Why Global Poverty Still Exists

Global Poverty
For the first time in human history, the goal of eliminating poverty is within our grasp. Recently, the World Bank announced global poverty has fallen below 10 percent for the first time, a measure the organization defines as a person living on less than $1.90 a day.

However, the numbers surrounding poverty are still daunting. About 702 million people or 9.6 percent of the world’s population still live in extreme poverty. More than 3 billion people, nearly half the world’s population, live on less than $2.50 a day.

Where does this level of poverty come from? Are resources limited?

According to the CIA’s World Fact Book, the per capita gross domestic product (GDP) of the world at purchasing power parity is $21,470. That means the value of goods and services produced for every person in the world each day is about $58.78.

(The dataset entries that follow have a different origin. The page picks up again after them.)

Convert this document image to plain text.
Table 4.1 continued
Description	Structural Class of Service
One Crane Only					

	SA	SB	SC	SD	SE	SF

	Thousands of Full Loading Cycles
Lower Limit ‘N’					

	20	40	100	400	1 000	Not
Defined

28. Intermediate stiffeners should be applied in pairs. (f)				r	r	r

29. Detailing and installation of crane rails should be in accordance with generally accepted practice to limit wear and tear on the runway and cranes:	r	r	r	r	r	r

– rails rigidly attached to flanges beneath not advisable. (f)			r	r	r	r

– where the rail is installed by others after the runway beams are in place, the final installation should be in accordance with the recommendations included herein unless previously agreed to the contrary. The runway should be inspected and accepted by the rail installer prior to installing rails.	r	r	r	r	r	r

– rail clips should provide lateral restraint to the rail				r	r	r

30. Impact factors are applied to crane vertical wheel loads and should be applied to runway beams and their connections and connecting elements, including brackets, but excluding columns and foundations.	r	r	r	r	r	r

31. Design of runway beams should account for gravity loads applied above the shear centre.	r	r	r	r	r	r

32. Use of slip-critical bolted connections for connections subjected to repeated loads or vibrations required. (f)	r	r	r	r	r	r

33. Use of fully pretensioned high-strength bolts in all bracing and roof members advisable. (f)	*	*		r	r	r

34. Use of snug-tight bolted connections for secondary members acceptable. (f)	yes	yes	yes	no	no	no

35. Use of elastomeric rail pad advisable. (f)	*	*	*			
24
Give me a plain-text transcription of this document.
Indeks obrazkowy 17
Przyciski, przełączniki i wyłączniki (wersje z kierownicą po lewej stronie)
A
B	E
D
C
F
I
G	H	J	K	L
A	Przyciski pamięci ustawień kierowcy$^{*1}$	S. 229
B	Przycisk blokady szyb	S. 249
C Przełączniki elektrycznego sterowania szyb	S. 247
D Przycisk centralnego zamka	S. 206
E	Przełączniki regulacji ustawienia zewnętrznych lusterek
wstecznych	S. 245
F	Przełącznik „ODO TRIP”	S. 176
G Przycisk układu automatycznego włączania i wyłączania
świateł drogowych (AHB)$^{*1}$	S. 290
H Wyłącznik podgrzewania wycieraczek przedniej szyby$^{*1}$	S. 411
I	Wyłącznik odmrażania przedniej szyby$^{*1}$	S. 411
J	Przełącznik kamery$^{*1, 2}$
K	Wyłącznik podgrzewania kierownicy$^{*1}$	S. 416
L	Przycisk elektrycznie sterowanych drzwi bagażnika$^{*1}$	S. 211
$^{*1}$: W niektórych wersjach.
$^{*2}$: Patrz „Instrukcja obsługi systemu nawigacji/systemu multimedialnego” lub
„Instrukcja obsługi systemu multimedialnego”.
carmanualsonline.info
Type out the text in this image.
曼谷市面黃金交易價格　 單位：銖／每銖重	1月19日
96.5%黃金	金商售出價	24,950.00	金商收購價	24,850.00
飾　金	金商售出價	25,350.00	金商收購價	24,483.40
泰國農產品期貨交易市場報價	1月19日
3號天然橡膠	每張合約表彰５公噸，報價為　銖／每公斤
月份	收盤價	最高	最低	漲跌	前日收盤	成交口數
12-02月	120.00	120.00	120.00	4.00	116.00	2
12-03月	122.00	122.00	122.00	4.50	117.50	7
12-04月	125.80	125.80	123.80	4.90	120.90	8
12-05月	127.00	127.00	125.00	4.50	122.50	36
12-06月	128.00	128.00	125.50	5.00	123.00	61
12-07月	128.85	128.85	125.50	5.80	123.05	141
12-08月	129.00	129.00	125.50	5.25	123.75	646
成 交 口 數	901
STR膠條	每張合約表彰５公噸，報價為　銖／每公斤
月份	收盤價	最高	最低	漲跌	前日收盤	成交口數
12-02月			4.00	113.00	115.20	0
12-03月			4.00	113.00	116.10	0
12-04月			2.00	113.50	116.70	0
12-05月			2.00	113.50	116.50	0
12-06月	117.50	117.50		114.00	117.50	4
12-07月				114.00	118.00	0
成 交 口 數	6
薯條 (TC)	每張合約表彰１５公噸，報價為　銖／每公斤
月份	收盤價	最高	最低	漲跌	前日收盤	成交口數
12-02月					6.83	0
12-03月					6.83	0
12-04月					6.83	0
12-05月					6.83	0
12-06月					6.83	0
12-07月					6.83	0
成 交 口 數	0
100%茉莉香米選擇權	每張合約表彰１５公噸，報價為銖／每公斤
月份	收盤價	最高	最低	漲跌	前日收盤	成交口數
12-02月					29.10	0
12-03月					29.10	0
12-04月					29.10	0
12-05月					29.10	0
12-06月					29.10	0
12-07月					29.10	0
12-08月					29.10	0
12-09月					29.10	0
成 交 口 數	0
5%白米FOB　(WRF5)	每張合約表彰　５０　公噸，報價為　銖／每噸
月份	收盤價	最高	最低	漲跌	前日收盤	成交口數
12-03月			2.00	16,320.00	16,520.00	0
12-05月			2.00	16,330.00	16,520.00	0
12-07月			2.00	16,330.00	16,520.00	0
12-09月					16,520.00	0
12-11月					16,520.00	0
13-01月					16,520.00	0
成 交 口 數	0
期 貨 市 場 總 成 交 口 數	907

World poverty isn’t a problem of limited resources, it is a problem of inequality. This inequality is upheld by the idea that aid creates dependence. The old proverb, “Give a man a fish and you feed him for a day, teach a man to fish and you feed him for a lifetime,” embodies this idea.

Aid can take the form of instruction. New efforts related to relief have revealed poverty can be reduced by offering productive assets, training and cash to people living in destitute countries. The non-profit Innovations for Poverty Action tested what they call the “Graduation Program” in a nine-year, six-country study following 21,000 adults in 10,495 households in India, Pakistan, Ethiopia, Ghana, Peru and Honduras.

The program successfully reduced poverty through providing goods such as livestock, business advisement and a small amount of cash to live off of while receiving training. Testers found a boost of 133 to 433 percent on investment. In other words, for every dollar spent on the program in India, participants received an increased income of $4.33.

The creators of the Graduation Program understood poverty is a vicious cycle that can be hard to break free from. People living in extreme poverty often have to choose between immediate gratification like eating every day and long term investment like procuring an education. By providing immediate aid to people in need, we can help them out of poverty by allowing them to focus on learning the skills they need for self-sufficiency.

The world without poverty is possible and desirable. The six countries that field the most expensive militaries spent almost a trillion dollars on defense expenditures in 2015 alone. Despite this astronomical military spending, our world remains locked in conflict. Removing poverty would make our world more stable. Access to economic opportunity helps insulate populations from extremist ideologies. By shifting a fraction of what we spend on defense to international aid, we can eliminate global poverty in a generational period.

In turn, a poverty-free world would create expanded overseas markets and additional job opportunities in developed nations. A future without poverty is a more productive one. By coming together to tackle the plague of destitution around the world, we have the opportunity to advance the human condition and eliminate global poverty in a way no one has done before.